日刊SPA! / 2024年6月11日 8時52分

 だが、来月から電気代の補助金がなくなり、負担が大きくなるから、夏の暑い店内を冷やすエアコン代と長時間のスープ炊きに要するガス代の高騰などで頭を抱えている。店主は毎日、朝早くから出勤し夜遅くまで働いている。少しでも人件費を抑制し、利益を確保して店を継続させるために必死である。

◆かつてのライバル店と絆を深める!

 この店主は頻繁にインスタグラムなどSNSで情報発信し、自店の存在をアピールしており、攻めと守りを徹底強化している。だから店のファンも多く、営業基盤が強固だ。

 ある時、その店主と打ち合せをしている時、競合店の店主が入ってきて、「店長! 輸入豚肉が高くなり、国産のほうが安くなっている。どんどん仕入額が上がるが、うちだけでは多いから共同で買わんか。また、電気代とガス代も来月から相当上がるので、うちは明日からラーメン50円上げるけど、店長のところはどうする?」と相談に来た。

 以前はしゃべることもないライバル店だったが、今は、この苦難を乗り切るため、団結心を高める良き仲間となっているようだ。経営環境の情報は共有し、仕入れは共同で、販売は競争でといった関係である。これから先も競争と協調関係を維持できたら、お互い最適かなと思える。

◆ビール、唐揚げ、餃子を充実させるのもテ

 大手に対抗する個人経営のラーメン店は過小資本のために、真っ向から勝負を挑んでも勝つのは難しい。外食は立地産業とも言われ、新規開業の際に人通りの多い一等立地を狙いがちだ。しかし、売上の不安定要素が多く、個人店主はできるだけ運転資金に回せるように資金配分をするのが一般的である。

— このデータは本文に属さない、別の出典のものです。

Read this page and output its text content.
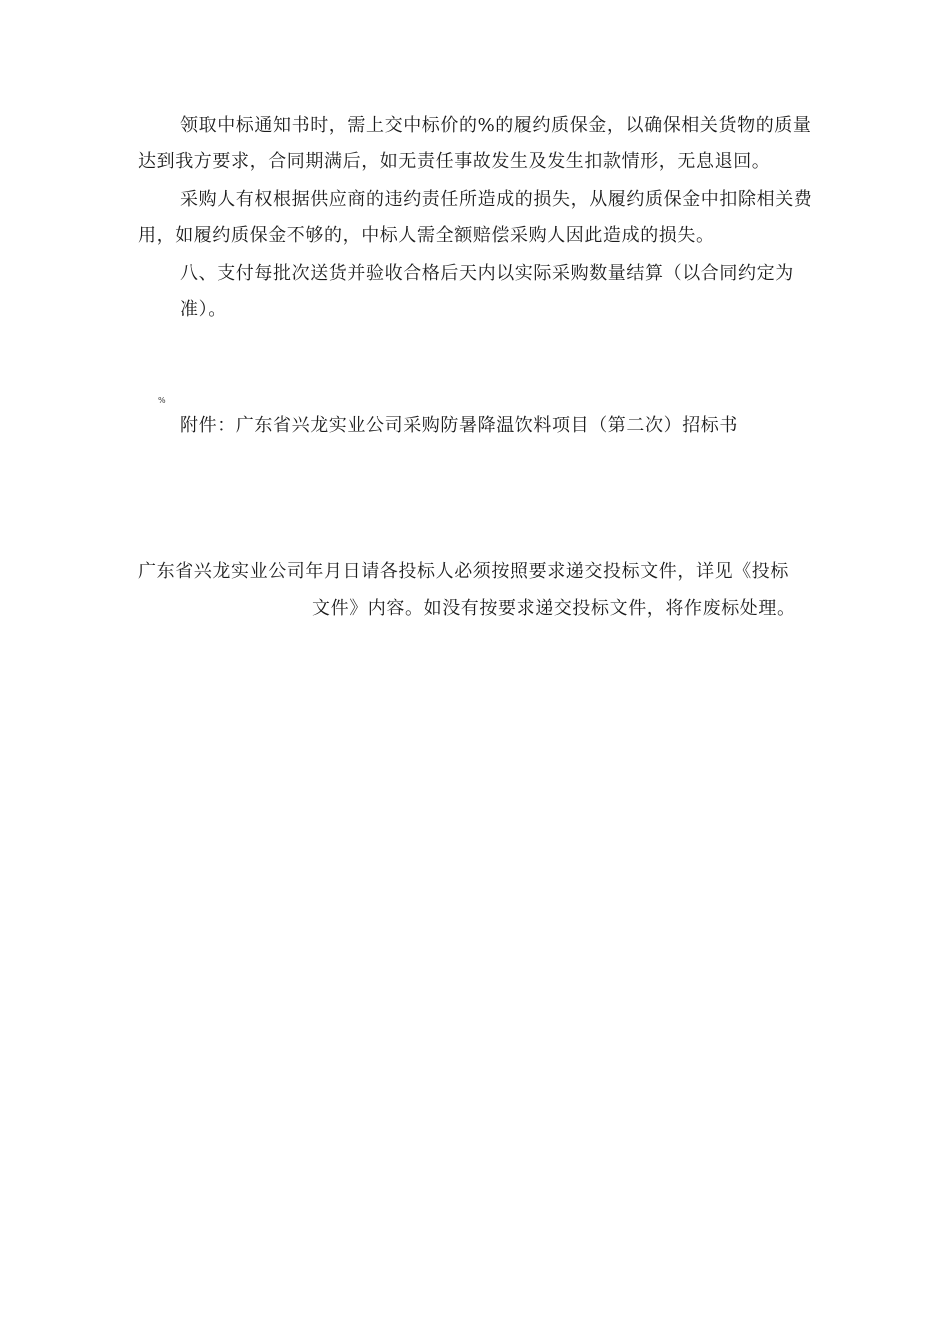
领取中标通知书时，需上交中标价的%的履约质保金，以确保相关货物的质量
达到我方要求，合同期满后，如无责任事故发生及发生扣款情形，无息退回。
采购人有权根据供应商的违约责任所造成的损失，从履约质保金中扣除相关费
用，如履约质保金不够的，中标人需全额赔偿采购人因此造成的损失。
八、支付每批次送货并验收合格后天内以实际采购数量结算（以合同约定为
准）。
%
附件：广东省兴龙实业公司采购防暑降温饮料项目（第二次）招标书
广东省兴龙实业公司年月日请各投标人必须按照要求递交投标文件，详见《投标
文件》内容。如没有按要求递交投标文件，将作废标处理。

 賃借物件も人通りがそれほど多くない二等立地(繁華街にあり通行量の多い一等立地と違い、繁華街の裏など発見確率の低い立地)の狭小店舗に出店して、初期投資額を下げるパターンが多い。売上を確保するためには、限りあるキャパシティを有効に活用し、客席回転率の向上が望める時間帯は別として、お客の滞留時間を延ばし、追加点数を増やして客単価を上げるのも得策だ。

 ラーメンだけでなく、ビール、唐揚げ、餃子やその他町中華メニューを充実させ、追加注文を促して客単価を上げるメニュー構成もいいと思う。効果と効率の対立軸を考慮して店舗政策を検討して実施しなければならない。ラーメン店はお酒を飲んだ後の締めで利用されるパターンも多いが、一軒目の飲み需要を狙ってみるのもいいだろう。